Hester wandered to the crest of a hill. “The bullets must’ve come from there,” he said, looking downward. “This happened days ago. Let’s go see what we’re up against.”
Grizzly mounted up, and they rode down to find the tracks of seven horses. “One man firing is all, I’d say. He was out in front and probably the only one able to see them as they skylined themselves on that crest.”
Both of them took a long, hard look at the tracks. There was a good chance they’d be able to identify some of them if they saw them again, and Grizzly intended to see them again real soon.
“They rode down and to the west.
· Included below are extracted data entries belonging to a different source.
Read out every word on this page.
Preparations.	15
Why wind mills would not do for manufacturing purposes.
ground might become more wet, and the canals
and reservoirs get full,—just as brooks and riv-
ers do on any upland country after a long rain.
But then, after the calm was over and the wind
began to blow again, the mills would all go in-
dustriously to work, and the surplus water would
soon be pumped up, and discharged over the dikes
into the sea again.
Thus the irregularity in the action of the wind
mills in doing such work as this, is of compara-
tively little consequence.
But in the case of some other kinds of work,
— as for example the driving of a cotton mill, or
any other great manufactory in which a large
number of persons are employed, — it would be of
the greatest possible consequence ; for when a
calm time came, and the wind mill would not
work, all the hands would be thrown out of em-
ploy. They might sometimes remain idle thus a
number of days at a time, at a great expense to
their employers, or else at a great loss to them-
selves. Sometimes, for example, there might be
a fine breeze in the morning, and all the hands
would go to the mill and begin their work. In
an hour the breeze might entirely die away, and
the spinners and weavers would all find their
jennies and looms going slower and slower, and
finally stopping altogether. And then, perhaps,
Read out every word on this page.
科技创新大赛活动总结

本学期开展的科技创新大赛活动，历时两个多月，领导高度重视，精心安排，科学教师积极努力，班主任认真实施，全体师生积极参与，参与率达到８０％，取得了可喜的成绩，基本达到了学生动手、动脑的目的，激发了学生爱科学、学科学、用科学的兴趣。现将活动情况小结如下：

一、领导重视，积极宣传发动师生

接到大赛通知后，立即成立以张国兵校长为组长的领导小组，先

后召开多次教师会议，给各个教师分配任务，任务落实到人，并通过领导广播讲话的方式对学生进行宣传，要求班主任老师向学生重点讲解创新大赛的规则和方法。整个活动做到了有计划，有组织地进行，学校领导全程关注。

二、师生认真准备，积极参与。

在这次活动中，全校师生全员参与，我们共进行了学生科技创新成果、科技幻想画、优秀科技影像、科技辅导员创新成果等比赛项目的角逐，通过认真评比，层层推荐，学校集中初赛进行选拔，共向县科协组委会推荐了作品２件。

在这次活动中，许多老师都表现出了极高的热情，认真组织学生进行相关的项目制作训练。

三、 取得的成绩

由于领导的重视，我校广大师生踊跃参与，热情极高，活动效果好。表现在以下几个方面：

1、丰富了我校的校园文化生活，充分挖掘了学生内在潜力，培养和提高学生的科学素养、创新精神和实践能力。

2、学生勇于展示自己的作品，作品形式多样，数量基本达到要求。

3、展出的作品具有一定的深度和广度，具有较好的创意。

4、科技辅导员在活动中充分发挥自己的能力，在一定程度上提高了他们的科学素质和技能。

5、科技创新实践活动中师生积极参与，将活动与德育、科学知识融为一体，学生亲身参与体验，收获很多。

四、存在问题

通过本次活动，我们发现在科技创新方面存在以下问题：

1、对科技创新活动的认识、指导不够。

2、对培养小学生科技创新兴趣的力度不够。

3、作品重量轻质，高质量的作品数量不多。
Got off the trail.” Hester stared at the tracks for a while longer, then rode downhill to where the group had rounded a boulder.
The others, those who had done the shooting, picked up the trail and their prints mingled.
And it was close enough, Hester had to believe the ones attacking were right on the group’s heels.
“Grizzly, we can’t go after ’em tonight.
The sun is setting, so we won’t be able to track them much longer.
We should go on into town and ask around about these riders, then lay up more supplies if we’re going to go haring off into the wilderness.
We didn’t pack enough for days, maybe weeks in the wild. ”
“You’re right, Hester. It eats at me to turn aside, but we don’t have a choice. The next town is only a few miles ahead. I’ll send a wire to the fort and tell them to expect me to be gone for an unknown length of time.” Because both of them knew they wouldn’t be coming back without their children.
Hester stared at those bloodstains as they turned and headed back toward town.